At the time a deputy managing editor for People Magazine en Español, a Spanish-American monthly version of the well-known weekly publication, his boss asked Harrison whether he had knowledge of a certain place in Silvis.

"My boss said to me one day, 'Have you heard of Hero Street?' I said I hadn't and he told me I ought to look into it someday," Harrison said from his home in Miami.

"The story just never ended up getting done before I left (the magazine)," he said. "But after I left, it kept nagging at me because I had been looking into it, and I was fascinated."

Harrison, whose resume includes a Pulitzer Prize-winning stint at the Miami Herald and as a television producer for Fox News, said he became intrigued with the history of Hero Street, a 1 1/2-block-long area of 2nd Street in Silvis from where more than 100 men and women have joined the military, including eight men who "gave the ultimate sacrifice" during wartime combat, he said.

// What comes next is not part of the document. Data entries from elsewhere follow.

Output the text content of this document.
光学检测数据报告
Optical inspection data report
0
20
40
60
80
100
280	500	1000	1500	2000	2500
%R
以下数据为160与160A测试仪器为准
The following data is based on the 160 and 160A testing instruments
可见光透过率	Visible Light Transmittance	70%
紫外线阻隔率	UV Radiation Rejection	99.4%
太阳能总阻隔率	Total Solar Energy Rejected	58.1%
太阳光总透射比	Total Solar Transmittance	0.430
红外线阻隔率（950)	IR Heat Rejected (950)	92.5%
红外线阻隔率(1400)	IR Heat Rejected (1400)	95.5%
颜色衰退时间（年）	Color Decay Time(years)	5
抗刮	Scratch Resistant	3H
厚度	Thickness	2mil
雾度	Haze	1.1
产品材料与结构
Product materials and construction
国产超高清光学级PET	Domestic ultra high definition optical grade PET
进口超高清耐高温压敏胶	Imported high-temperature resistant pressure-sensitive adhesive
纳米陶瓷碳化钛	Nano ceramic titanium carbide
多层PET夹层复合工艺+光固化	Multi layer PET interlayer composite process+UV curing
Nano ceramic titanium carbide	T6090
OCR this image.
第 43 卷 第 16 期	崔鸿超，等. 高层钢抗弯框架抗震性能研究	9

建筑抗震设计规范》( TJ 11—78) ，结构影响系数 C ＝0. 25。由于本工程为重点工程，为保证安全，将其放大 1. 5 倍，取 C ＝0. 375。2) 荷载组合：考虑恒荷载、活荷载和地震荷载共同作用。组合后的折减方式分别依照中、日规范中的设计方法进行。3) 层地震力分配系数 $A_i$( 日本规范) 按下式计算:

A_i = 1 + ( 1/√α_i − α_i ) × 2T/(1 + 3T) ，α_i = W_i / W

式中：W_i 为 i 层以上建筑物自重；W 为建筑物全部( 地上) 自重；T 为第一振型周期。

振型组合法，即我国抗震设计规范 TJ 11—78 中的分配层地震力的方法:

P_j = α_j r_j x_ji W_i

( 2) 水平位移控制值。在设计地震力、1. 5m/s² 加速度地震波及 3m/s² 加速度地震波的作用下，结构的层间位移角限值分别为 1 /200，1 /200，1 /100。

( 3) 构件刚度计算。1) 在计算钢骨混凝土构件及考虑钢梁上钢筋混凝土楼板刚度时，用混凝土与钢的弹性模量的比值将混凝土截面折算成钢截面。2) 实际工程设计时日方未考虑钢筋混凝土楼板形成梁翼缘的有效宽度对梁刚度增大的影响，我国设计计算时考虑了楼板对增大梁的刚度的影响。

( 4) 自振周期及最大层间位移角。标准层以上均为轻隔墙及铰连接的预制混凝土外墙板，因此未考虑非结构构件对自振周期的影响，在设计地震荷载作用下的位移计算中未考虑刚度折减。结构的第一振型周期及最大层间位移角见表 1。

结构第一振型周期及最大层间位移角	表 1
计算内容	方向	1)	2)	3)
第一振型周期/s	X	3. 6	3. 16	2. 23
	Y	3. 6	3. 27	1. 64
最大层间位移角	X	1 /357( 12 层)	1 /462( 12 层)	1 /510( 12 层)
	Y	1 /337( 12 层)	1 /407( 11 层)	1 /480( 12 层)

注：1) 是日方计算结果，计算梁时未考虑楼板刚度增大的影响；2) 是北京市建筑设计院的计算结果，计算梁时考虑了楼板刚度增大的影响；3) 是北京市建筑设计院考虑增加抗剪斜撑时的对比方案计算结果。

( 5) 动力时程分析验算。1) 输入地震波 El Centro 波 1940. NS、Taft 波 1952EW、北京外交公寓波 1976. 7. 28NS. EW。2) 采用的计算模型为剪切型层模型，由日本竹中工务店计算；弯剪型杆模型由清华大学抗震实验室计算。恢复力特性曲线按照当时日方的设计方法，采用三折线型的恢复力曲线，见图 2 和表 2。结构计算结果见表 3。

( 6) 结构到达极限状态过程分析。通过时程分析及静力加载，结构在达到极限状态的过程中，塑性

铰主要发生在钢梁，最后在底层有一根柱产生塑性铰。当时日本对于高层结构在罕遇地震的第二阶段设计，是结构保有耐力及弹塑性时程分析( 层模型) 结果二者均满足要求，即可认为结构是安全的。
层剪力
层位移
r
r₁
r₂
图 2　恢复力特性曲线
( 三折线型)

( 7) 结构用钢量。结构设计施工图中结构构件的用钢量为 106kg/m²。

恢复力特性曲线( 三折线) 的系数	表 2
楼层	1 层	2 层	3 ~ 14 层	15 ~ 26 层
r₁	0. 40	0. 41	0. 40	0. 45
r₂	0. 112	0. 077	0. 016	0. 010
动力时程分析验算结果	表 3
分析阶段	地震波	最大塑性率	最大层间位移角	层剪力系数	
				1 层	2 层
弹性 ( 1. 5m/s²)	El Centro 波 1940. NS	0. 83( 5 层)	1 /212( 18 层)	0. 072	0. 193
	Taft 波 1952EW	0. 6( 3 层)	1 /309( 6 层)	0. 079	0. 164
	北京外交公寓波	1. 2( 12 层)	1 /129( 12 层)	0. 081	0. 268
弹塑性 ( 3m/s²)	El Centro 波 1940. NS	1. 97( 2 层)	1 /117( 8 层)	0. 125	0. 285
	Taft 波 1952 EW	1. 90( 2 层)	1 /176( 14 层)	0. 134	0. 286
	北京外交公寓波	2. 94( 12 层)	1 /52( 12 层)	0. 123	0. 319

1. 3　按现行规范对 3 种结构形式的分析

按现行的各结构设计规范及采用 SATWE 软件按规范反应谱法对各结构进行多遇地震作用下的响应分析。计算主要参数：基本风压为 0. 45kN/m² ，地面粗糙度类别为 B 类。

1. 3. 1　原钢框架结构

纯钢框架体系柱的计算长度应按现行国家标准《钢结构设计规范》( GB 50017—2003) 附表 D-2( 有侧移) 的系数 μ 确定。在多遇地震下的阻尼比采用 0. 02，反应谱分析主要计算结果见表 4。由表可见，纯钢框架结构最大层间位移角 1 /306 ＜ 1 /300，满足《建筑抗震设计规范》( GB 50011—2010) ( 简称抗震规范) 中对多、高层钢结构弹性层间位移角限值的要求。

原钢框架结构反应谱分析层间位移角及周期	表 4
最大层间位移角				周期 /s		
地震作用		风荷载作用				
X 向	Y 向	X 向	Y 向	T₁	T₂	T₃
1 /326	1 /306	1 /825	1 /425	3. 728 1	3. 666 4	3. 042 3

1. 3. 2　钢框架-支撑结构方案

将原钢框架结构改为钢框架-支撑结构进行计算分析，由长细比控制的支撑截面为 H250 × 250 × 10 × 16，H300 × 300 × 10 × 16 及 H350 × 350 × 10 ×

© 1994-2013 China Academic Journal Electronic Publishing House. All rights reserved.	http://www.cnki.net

After seven years, which included four years of writing and research and two more years trying to get the book sold, "The Ghosts of Hero Street" will hit bookshelves nationwide on Tuesday, published by Penguin Books. That same day, Harrison will be in Silvis, signing copies of the book. He also will make an appearance at Black Hawk College in Moline.

"Some stories just are meant to be told," he said. "I wasn't thinking, 'Oh, let me adapt this for an audience.' I thought, 'Let me tell the story the best I can and do service to these people.' "

Harrison, 57, made three trips to Silvis in the course of doing his research. A fire at the National Records Center in St. Louis during the 1970s, he said, destroyed millions of military records, including those of the Hero Street coalition.

"I had to piece together stuff separately," he said. "I can't tell you how many times I called and I would track people down who were in the same unit."

Harrison said he was aware of both Quad-Citian Marc Wilson's award-winning book "Hero Street U.S.A." and the documentary about Hero Street currently in production by Moline filmmakers Kelly and Tammy Rundle.

He said his book is not in competition with those efforts, that they are just different angles on telling the same story.

"When you send that many of your children off to fight, that says something," he said. "The Defense Department recognized that and the name Hero Street recognized that."